第7章ー人見
本当は幕府諸隊それぞれについて描くべきかもしれませんが、同じような描写の繰り返しになりそうなので、遊撃隊のみの描写で省略します。他の幕府諸隊も、似たようなやり取りの末にほぼ全部が降伏を決断しました。
人見勝太郎は目の前の若い男の熱弁に耳を傾けていた。
「伝習隊が昨日、降伏を決断したという噂を聞きました。徳川家の存続が保障され、徳川家の家臣の生活のすべもある程度は確保されたとのことです。私はもう降伏する時が来たと思います。人見さん、降伏しましょう」
若いな、それにいい男だ。この男は将来、若年寄どころか、老中さえ務まるとまで評価されていたな。脱藩した際には、家臣の多くがともに従い、領民は皆、涙を流して送り出していた。これほどの男を死なせるわけにはいかんな、と人見は思った。
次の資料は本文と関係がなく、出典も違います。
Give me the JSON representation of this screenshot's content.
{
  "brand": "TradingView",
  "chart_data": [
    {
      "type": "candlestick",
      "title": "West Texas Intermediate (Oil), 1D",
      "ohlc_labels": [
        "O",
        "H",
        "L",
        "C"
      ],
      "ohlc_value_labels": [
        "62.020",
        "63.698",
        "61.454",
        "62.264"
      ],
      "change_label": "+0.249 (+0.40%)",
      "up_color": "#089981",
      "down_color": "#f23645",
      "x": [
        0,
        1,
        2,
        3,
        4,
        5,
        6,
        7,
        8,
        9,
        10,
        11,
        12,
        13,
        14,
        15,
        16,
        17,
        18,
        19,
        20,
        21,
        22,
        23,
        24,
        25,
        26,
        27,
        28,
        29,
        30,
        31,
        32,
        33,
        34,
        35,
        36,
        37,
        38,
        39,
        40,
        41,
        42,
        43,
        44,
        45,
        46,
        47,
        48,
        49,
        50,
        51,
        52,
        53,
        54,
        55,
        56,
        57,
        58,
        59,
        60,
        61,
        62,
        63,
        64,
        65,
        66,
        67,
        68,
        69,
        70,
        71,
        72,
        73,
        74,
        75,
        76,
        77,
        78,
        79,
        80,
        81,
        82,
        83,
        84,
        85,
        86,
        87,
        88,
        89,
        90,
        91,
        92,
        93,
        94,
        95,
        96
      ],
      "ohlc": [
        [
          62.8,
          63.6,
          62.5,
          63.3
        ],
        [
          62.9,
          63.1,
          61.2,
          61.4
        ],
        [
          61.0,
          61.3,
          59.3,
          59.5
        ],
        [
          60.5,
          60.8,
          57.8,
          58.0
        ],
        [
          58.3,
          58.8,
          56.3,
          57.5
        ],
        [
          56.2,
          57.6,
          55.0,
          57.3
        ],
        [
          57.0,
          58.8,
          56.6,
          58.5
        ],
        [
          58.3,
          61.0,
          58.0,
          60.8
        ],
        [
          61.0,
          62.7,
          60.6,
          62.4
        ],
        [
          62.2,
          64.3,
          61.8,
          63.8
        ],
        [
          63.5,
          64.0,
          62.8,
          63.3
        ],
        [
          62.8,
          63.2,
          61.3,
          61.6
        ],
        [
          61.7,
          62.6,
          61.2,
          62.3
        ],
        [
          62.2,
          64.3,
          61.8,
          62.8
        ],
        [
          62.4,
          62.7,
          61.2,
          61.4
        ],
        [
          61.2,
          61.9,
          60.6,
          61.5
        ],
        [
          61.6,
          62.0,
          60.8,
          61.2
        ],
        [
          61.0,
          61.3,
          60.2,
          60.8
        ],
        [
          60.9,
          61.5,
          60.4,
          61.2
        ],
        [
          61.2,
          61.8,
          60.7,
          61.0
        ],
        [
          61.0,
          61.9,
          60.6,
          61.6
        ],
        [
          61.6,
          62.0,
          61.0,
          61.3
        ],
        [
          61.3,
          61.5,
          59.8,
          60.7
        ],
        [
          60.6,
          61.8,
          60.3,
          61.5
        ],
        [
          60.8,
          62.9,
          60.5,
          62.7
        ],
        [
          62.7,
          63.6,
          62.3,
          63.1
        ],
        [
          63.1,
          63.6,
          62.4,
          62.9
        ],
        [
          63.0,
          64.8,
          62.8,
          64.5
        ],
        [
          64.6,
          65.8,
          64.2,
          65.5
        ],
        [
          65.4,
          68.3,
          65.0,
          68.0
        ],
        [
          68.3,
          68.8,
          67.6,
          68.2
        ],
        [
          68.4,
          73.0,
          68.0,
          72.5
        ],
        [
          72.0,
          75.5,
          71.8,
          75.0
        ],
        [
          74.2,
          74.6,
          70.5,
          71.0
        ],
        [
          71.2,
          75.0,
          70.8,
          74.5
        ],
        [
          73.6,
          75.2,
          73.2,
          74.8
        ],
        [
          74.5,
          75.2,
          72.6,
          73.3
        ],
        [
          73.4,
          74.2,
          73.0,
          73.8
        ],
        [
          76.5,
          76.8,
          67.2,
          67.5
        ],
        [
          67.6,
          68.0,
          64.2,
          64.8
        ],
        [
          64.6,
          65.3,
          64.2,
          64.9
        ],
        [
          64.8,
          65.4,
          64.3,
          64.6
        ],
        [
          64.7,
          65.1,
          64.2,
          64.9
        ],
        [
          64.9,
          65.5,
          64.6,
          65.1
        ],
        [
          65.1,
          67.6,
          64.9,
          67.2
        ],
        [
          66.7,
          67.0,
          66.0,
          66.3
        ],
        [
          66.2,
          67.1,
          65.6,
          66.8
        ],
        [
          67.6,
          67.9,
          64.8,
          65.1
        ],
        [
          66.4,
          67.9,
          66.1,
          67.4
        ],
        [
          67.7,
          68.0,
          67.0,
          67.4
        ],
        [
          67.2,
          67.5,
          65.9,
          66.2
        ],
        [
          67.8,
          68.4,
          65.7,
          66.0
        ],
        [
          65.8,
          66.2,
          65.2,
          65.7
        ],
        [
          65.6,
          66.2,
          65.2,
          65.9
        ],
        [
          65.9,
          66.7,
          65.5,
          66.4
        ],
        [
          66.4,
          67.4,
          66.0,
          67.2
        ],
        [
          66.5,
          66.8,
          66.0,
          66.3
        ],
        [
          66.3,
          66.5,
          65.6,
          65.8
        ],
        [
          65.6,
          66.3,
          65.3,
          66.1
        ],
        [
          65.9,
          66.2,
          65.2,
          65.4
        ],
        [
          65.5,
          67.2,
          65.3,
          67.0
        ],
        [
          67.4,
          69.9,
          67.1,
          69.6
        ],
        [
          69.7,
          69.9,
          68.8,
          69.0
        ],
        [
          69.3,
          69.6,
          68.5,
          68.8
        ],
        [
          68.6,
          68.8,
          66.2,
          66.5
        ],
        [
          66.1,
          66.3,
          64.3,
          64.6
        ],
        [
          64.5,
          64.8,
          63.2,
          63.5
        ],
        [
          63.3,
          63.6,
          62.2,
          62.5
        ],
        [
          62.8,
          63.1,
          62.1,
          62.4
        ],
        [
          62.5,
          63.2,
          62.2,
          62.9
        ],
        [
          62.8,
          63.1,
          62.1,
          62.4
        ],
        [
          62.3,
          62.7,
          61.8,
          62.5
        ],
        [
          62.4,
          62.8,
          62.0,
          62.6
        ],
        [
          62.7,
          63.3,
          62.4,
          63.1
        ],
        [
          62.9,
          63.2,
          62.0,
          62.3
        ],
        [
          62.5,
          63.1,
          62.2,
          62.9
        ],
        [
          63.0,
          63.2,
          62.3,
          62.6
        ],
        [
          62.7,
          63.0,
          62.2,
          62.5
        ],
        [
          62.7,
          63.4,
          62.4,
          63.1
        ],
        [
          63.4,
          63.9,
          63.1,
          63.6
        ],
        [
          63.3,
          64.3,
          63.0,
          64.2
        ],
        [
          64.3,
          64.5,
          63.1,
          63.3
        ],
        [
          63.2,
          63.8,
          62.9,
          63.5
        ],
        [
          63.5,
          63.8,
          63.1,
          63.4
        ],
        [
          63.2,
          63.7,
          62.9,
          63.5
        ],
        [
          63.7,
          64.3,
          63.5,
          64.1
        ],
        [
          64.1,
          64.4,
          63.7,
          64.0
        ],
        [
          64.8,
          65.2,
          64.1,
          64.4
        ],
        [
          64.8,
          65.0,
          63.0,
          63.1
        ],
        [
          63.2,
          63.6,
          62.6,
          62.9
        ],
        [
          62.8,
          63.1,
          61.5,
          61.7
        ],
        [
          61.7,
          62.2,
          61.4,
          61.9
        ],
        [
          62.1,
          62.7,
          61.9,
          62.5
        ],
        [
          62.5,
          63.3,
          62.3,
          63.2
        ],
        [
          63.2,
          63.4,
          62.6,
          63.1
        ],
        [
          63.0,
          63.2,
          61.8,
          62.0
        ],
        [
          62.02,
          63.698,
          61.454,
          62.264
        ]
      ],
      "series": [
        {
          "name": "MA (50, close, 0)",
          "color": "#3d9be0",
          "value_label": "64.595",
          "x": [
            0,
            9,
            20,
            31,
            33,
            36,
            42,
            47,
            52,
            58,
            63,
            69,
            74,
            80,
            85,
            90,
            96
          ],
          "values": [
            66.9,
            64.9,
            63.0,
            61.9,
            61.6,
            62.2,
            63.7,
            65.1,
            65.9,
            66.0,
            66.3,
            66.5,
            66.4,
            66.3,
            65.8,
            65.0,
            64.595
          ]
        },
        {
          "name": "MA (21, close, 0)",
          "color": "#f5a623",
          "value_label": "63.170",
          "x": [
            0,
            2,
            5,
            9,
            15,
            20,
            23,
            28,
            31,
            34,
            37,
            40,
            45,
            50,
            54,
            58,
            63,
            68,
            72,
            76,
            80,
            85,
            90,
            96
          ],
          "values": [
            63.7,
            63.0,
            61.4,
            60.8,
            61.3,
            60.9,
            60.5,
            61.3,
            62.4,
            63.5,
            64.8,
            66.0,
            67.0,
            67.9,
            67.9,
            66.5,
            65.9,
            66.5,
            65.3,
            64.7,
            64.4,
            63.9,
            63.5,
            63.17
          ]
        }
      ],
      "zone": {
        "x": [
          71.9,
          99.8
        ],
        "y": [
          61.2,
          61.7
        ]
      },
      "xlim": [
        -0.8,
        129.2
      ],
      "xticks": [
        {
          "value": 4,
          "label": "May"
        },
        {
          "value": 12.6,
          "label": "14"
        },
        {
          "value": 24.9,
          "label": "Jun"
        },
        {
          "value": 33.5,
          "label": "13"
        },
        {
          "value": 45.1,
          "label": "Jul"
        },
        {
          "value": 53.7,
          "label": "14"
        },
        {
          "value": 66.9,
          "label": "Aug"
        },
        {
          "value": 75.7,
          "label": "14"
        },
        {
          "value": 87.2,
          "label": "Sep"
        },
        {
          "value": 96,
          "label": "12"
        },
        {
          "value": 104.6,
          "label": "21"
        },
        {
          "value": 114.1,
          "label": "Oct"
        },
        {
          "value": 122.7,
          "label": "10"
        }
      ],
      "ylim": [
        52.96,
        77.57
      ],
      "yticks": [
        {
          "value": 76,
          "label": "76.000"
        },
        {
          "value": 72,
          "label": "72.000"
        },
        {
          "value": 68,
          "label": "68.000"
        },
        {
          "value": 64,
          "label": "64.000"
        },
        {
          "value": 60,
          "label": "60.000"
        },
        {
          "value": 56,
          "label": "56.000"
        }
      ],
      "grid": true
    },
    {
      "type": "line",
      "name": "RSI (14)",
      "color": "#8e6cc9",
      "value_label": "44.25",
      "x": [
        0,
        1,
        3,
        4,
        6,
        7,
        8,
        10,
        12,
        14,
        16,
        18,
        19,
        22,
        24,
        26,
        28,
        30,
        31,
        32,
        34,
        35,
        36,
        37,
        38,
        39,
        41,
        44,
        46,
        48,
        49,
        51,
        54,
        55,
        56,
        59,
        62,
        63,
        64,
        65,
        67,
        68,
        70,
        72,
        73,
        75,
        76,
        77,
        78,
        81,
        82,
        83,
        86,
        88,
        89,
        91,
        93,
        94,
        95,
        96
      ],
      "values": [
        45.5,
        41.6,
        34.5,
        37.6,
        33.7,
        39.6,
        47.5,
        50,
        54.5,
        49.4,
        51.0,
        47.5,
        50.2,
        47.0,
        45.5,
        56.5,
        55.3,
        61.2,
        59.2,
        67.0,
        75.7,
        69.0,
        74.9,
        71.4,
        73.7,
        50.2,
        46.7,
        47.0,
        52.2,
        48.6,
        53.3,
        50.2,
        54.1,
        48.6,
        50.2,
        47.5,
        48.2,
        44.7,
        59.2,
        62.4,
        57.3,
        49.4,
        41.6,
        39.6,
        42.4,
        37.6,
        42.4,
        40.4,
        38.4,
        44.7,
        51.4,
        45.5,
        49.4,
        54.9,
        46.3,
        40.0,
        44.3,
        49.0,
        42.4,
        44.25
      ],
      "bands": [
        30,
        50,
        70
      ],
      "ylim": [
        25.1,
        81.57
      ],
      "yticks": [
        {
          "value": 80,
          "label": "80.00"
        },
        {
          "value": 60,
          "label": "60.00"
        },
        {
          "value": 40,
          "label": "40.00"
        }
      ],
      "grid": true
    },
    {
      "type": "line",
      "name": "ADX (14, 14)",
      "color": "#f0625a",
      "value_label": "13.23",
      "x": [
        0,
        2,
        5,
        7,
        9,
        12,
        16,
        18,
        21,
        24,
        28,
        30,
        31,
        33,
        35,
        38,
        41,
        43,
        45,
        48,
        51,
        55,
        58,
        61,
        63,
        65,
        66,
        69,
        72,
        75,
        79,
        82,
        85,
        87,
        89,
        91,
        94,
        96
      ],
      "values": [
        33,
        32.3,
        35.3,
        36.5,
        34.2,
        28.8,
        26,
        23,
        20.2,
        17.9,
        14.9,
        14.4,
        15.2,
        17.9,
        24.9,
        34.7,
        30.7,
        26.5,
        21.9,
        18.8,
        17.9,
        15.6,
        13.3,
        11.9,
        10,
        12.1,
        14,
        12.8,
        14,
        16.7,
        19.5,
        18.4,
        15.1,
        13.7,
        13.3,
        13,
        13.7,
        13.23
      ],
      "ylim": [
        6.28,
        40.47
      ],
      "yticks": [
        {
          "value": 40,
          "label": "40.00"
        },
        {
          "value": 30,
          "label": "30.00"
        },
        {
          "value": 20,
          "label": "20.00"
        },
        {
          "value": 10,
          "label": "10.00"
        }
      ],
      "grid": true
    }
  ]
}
目の前の男が、一息入れたのを機にして、人見は言った。
「明日、伝習隊から人が来ることになっている。そのうえで判断を下そう」
「分かりました。よろしくお願いします」
目の前の男、林忠崇は一礼して人見のもとを去った。
翌日、伝習隊から来た男たちを見て、人見は目を疑った。フランス人数名と土方歳三がその中にいたのだ。
「土方さん、なぜ、ここに来られた」
「フランス人、ブリュネ大尉の護衛のためですよ。降伏を勧める使者を斬れ、と叫ぶ人が出るかもしれませんから。でも、この雰囲気では遊撃隊にその心配はなさそうですね」
土方は迷いが晴れた明朗な顔をしていた。その顔を見て、人見はあらためて伝習隊が降伏したのは事実だと痛感した。実際問題として、遊撃隊の多くの隊員は林忠崇の主張を受け入れて降伏することをほぼ決断している。人見が今日まで決断を延ばしたのは、伝習隊から人が来るという連絡を受けたことから、伝習隊からの連絡を待ったうえで、最終決断を下そうとしたからにすぎない。
ブリュネ大尉は、懐から書簡を取り出した。通訳によると、知人である榎本から人見への個人的書簡らしい。人見は封を切って、ざっと目を通した。榎本からの降伏を勧める真情を込めた手紙だった。すでに決断していたはずなのに、目頭が熱くなる。
人見は林たち遊撃隊の幹部を集めた。伝習隊から来た使者が、ブリュネ大尉と土方歳三であることに多くの者が驚いていた。ブリュネ大尉が徳川家の現状と徳川家の家臣の処遇、更に(交渉中なので絶対とは言えないが)降伏後の幕府諸隊に所属した者への処分について語れる限り語ったうえで、伝習隊は降伏を決断したこと、どうか皆も降伏してほしいことを、とつとつと語った。土方も伝習隊が降伏したことを認め、皆に対して降伏を勧めた。遊撃隊の幹部の一部からは、すすり泣きの声が上がった。人見は言った。
「皆、いろいろ思うところはあるだろう。ここに遊撃隊は、薩長に対する降伏を決断したい。皆、従ってほしい」
異論の声は挙がらなかった。遊撃隊の降伏が決まった。